Dataset Information
Dataset: open-pii-masking-500k-ai4privacy
Source
This dataset is designed for training and evaluating PII detection and masking systems. It contains real-world text samples with annotated ground truth for various entity types.
Format: JSONL (JSON Lines) with one record per line
Record Structure
Each record contains:
- id: Unique record identifier
- text: The text content to analyze
- language: Language code (e.g., "en", "de", "fr")
- entities: Array of ground truth annotations with:
- entity_type (e.g., "EMAIL_ADDRESS", "PERSON", "SSN")
- start and end positions (character offsets)
- text (the actual entity text)
Entity Types
The dataset includes various PII entity types such as:
- EMAIL_ADDRESS: Email addresses
- PHONE_NUMBER: Phone numbers (various formats)
- PERSON: Person names
- SSN: Social Security Numbers (US)
- CREDIT_CARD: Credit card numbers
- IP_ADDRESS: IPv4/IPv6 addresses
- URL: Web URLs
- LOCATION: Physical locations
- And more...
The exact entity types present are determined by the dataset ground truth annotations.
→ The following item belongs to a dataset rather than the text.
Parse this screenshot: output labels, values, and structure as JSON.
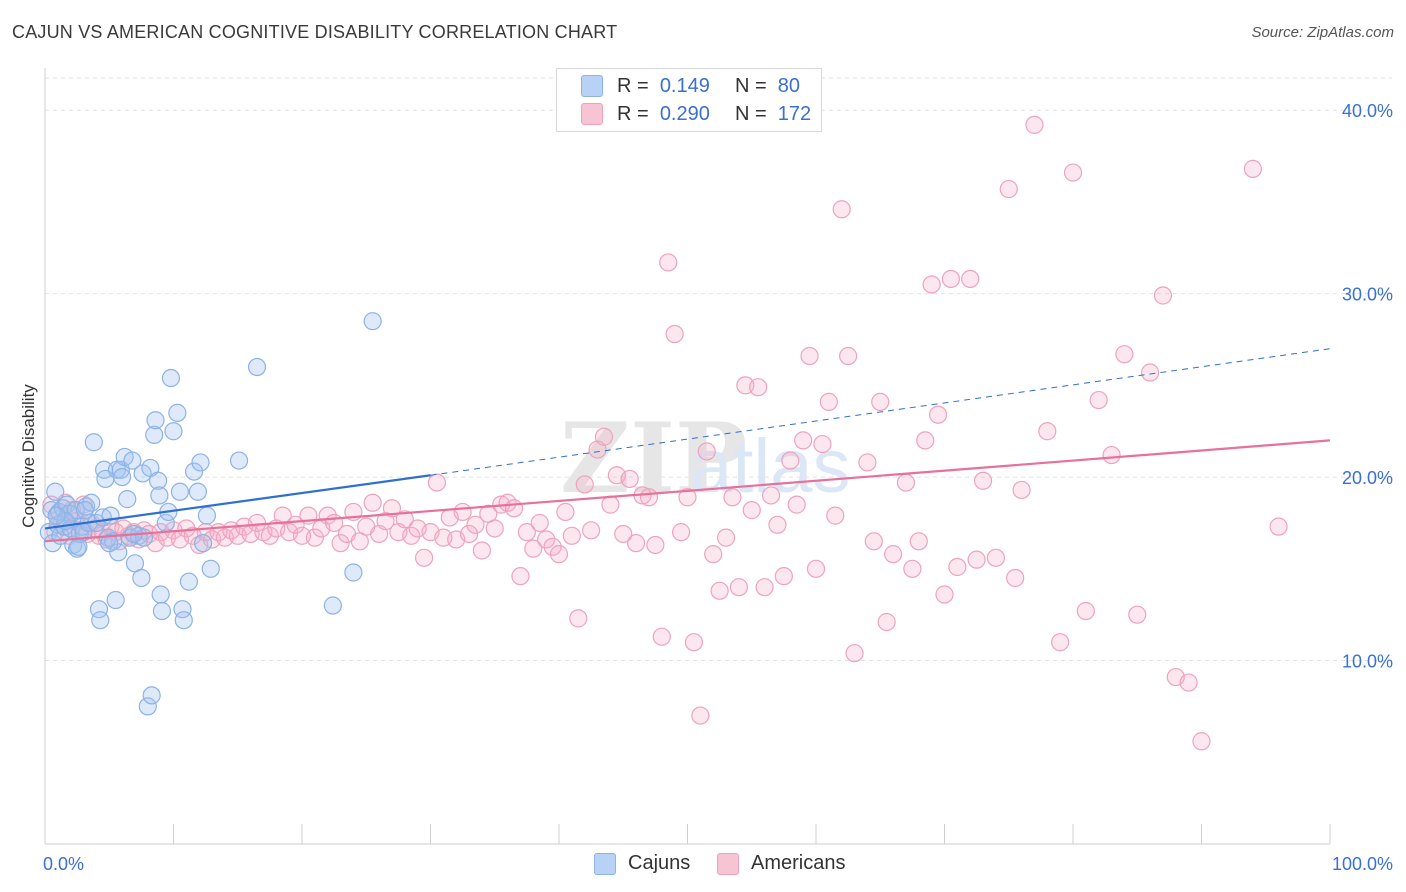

The benchmark only evaluates entity types that exist in the ground truth.
Dataset Characteristics
- Multilingual: Includes text in multiple languages
- Real-world scenarios: Diverse text contexts (emails, documents, forms, etc.)
- Multiple entity types per record: Records often contain several different PII types
- Varying difficulty: Mix of obvious and challenging PII patterns
Quality Assurance
Ground truth annotations are carefully curated to ensure accurate evaluation. The dataset is split into training and test sets, though for this benchmark we use it as a test set only (neither tool was trained on this specific data).